One huge difference is the EDA is always delivering software that is barely ready. It is simply not possible to test effectively EDA software for designing, say, 20nm designs without having any 20nm designs to test on, and no 20nm designs can exist without the software. This is a fundamental reason that EDA software is so buggy on the leading edge. Of course, there is plenty of non-buggy EDA software on trailing process nodes, but you can't do a 20nm design using software that was created for 90nm. This is simply not true in other enterprise software areas such as databases. Yes, databases get larger but they don't have fundamental technology shifts every couple of years.
I agree. EDA software is buggy at 65nm so it is not just new designs. My view is that we all do things differently and all variations cannot be tested properly. Even worse is when we add new software to get better design results and hit bugs. It seems by the time the flow is stable we are done with it. That is the curse of EDA.
whether it is EDA tools or Test equipment or anything else, latest generation 'tools/equipment' to produce the newest generation is always a generation behind. We have to create the future before we can use it. We as consumers are used to getting solutions that work without issues in the commercial world (enterprise sw as Paul mentions, iP* products, etc). But these are using established databases, formats, algorithms, etc and are not pushing the envelop any new changes. This is very different compared to developing SoCs, PCBs, and systems that are creating a new future. Many of my co-workers laughed at this situation...if we could only go into the future and come back with new tools/equipment that would make our jobs easier.

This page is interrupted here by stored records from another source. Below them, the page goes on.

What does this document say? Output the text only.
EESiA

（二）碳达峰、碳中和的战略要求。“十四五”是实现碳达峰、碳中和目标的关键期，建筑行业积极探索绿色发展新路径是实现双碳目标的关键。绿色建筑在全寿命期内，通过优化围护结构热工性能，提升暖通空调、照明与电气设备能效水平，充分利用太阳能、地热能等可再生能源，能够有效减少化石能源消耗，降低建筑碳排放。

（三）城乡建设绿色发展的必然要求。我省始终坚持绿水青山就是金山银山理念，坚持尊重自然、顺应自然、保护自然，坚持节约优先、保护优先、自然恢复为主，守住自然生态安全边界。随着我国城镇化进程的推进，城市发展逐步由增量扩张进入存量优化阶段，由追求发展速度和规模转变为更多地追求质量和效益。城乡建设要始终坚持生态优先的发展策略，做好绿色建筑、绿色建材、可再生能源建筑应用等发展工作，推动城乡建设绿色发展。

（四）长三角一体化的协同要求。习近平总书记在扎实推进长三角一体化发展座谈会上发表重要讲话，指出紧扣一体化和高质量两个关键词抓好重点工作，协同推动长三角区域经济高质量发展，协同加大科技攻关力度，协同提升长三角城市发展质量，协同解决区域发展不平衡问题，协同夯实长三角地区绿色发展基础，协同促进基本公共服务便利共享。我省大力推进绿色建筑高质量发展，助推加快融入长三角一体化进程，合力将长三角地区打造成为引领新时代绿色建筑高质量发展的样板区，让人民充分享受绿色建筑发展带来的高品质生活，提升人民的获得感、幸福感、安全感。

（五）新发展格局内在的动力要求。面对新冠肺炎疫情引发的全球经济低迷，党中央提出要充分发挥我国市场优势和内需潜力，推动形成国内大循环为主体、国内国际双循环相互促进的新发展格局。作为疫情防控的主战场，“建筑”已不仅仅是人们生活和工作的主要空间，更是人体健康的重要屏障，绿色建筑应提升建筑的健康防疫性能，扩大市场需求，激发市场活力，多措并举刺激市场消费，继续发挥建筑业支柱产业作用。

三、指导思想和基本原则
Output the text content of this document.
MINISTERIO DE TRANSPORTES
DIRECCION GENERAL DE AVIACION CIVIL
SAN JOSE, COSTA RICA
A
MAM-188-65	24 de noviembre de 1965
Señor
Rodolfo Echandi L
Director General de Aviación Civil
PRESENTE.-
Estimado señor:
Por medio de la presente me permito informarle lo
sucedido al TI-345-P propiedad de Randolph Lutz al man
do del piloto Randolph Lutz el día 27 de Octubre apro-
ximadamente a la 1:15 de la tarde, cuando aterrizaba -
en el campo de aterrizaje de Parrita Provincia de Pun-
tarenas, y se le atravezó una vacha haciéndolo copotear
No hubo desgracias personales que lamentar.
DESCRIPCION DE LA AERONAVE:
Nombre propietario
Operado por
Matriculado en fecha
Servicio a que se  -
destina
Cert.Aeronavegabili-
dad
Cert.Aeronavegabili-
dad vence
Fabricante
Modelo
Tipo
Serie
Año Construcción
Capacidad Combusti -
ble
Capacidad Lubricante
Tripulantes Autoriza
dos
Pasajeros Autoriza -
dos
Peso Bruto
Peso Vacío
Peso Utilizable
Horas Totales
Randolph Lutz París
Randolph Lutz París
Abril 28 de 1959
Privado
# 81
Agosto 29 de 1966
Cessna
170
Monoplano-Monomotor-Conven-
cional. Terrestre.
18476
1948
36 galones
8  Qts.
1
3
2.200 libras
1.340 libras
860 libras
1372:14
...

The problem a commercial software is trying to solve as well as the method for solving the problem is much more well defined and hence the main importance lies on the effective implmentation, marketing and customer support. But in EDA the if not the problem, the solution method is very vaguely defined and lot of effort goes into designing the algorithm before the actual implementation starts. This also make the interaction between customer (in this case design companies) and the EDA companies very crucial from the very early stage of software development.